What About Modifier 77?
The description for modifier 77 is “repeat procedure by another physician or other qualified health care professional,” so it might seem that it would be appropriate to bill a re-read of a radiograph with the procedure code (CPT/HCPCS) with modifiers 26 (professional component) and 77, along with a report with the independent interpretation of the image, but that would be inappropriate.
CPT Assistant, August 2011 states the following (emphasis added):
- “Modifier 77 is used when the same procedure is repeated on the same day or during the global days (if applicable) by a different physician or other qualified health care professional.
- Third-party payers may request that medical necessity be supported (rationale) when a repeated procedure is billed by a different physician or other qualified health care professional.”
Those key phrases “on the same day” and “during the global days” clarify the original intent of this modifier. It would be unusual that a standard x-ray alone meets these qualifications. It is best to review any policies by the payer to determine how they view the use of this modifier. For example, the Novitas website includes specific guidelines on this modifier which states that the following are appropriate uses of this modifier:
Add modifier 77 to the professional component of an x-ray or electrocardiogram (EKG) procedure when the patient has two or more tests and/or more than one physician provides the interpretation and report.

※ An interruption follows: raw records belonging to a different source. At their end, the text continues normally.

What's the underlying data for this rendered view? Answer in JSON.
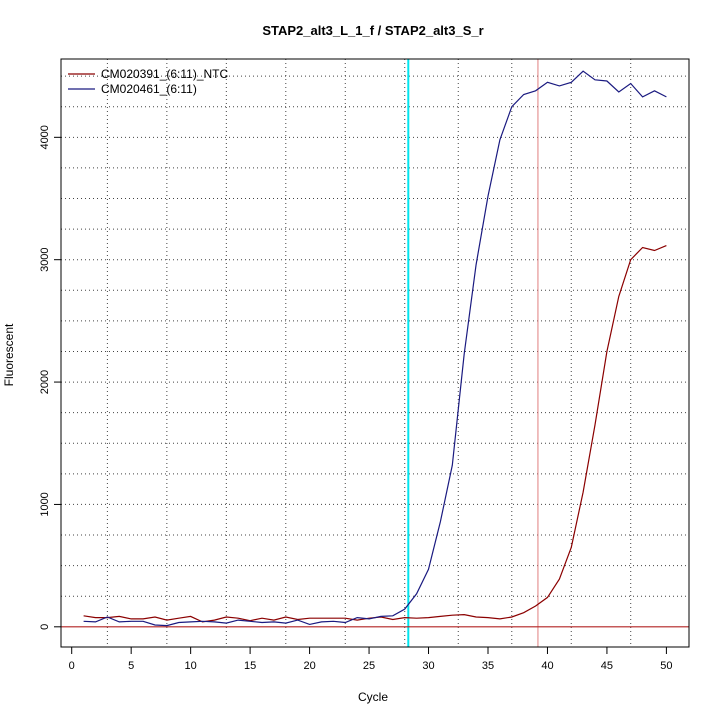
{
  "chart_data": {
    "type": "line",
    "title": "STAP2_alt3_L_1_f / STAP2_alt3_S_r",
    "xlabel": "Cycle",
    "ylabel": "Fluorescent",
    "xlim": [
      -0.9,
      51.9
    ],
    "ylim": [
      -165,
      4640
    ],
    "x_ticks": [
      "0",
      "5",
      "10",
      "15",
      "20",
      "25",
      "30",
      "35",
      "40",
      "45",
      "50"
    ],
    "y_ticks": [
      "0",
      "1000",
      "2000",
      "3000",
      "4000"
    ],
    "grid": true,
    "grid_x": [
      3,
      8,
      13,
      18,
      23,
      28,
      32.5,
      37,
      42,
      47,
      52
    ],
    "grid_y": [
      0,
      250,
      500,
      750,
      1000,
      1250,
      1500,
      1750,
      2000,
      2250,
      2500,
      2750,
      3000,
      3250,
      3500,
      3750,
      4000,
      4250,
      4500
    ],
    "legend_position": "top-left",
    "threshold_y": 0,
    "vlines": [
      {
        "x": 28.3,
        "color": "#00e5ee"
      },
      {
        "x": 39.2,
        "color": "#e08080"
      }
    ],
    "colors": {
      "baseline": "#b22222",
      "frame": "#000000"
    },
    "x": [
      1,
      2,
      3,
      4,
      5,
      6,
      7,
      8,
      9,
      10,
      11,
      12,
      13,
      14,
      15,
      16,
      17,
      18,
      19,
      20,
      21,
      22,
      23,
      24,
      25,
      26,
      27,
      28,
      29,
      30,
      31,
      32,
      33,
      34,
      35,
      36,
      37,
      38,
      39,
      40,
      41,
      42,
      43,
      44,
      45,
      46,
      47,
      48,
      49,
      50
    ],
    "series": [
      {
        "name": "CM020391_(6:11)_NTC",
        "color": "#8b0000",
        "values": [
          90,
          75,
          75,
          85,
          65,
          65,
          80,
          55,
          70,
          85,
          40,
          55,
          80,
          70,
          50,
          70,
          55,
          80,
          60,
          70,
          70,
          70,
          70,
          55,
          70,
          80,
          60,
          75,
          70,
          75,
          85,
          95,
          100,
          80,
          75,
          65,
          80,
          115,
          170,
          240,
          390,
          650,
          1100,
          1650,
          2250,
          2700,
          3000,
          3100,
          3075,
          3115
        ]
      },
      {
        "name": "CM020461_(6:11)",
        "color": "#1a1a80",
        "values": [
          45,
          40,
          80,
          40,
          45,
          45,
          15,
          10,
          35,
          40,
          45,
          40,
          30,
          55,
          45,
          35,
          40,
          30,
          55,
          20,
          40,
          45,
          35,
          75,
          65,
          85,
          90,
          145,
          270,
          470,
          860,
          1320,
          2230,
          2960,
          3520,
          3980,
          4250,
          4350,
          4380,
          4450,
          4420,
          4450,
          4540,
          4470,
          4460,
          4370,
          4440,
          4330,
          4380,
          4330
        ]
      }
    ]
  }
}
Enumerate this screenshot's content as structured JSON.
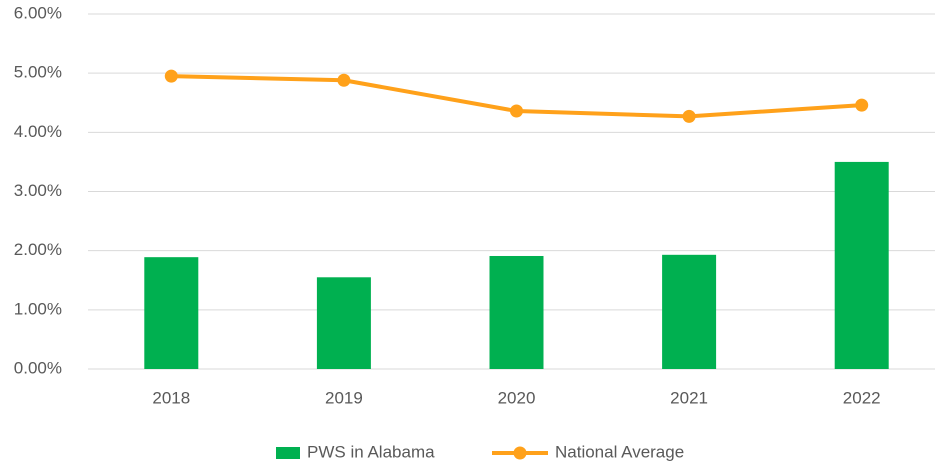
{
  "chart_data": {
    "type": "bar",
    "categories": [
      "2018",
      "2019",
      "2020",
      "2021",
      "2022"
    ],
    "series": [
      {
        "name": "PWS in Alabama",
        "type": "bar",
        "color": "#00b050",
        "values": [
          1.89,
          1.55,
          1.91,
          1.93,
          3.5
        ]
      },
      {
        "name": "National Average",
        "type": "line",
        "color": "#ffa11a",
        "values": [
          4.95,
          4.88,
          4.36,
          4.27,
          4.46
        ]
      }
    ],
    "ylim": [
      0,
      6
    ],
    "yticks": [
      {
        "value": 0,
        "label": "0.00%"
      },
      {
        "value": 1,
        "label": "1.00%"
      },
      {
        "value": 2,
        "label": "2.00%"
      },
      {
        "value": 3,
        "label": "3.00%"
      },
      {
        "value": 4,
        "label": "4.00%"
      },
      {
        "value": 5,
        "label": "5.00%"
      },
      {
        "value": 6,
        "label": "6.00%"
      }
    ],
    "grid": true,
    "legend": "bottom"
  }
}
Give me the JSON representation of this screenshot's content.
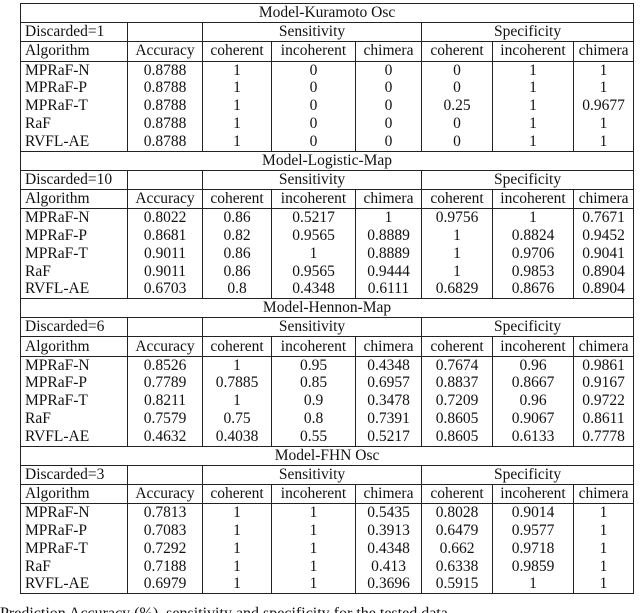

- We will reimburse a second interpretation of the same EKG or x-ray only under unusual circumstances, such as:
- A questionable finding for which the physician performing the initial interpretation believes another physician's expertise is needed, or
- A change in diagnosis resulting from a second interpretation
As you can see, there are very limited circumstances in which modifier 77 may be reported along with modifier 26. Therefore, when reporting the procedure code with modifiers 26 and 77, the imaging service would most likely be denied by the payer. Many payers simply do not recognize modifier 77 for this type of service and will deny the claim outright or request a copy of the x-ray report prior to determining payment eligibility. If, however, they paid the claim and it later came under scrutiny in an audit, unless you meet their specific rules and support your claims in your documentation, it would likely fail the audit and the fines and penalties could be disastrous.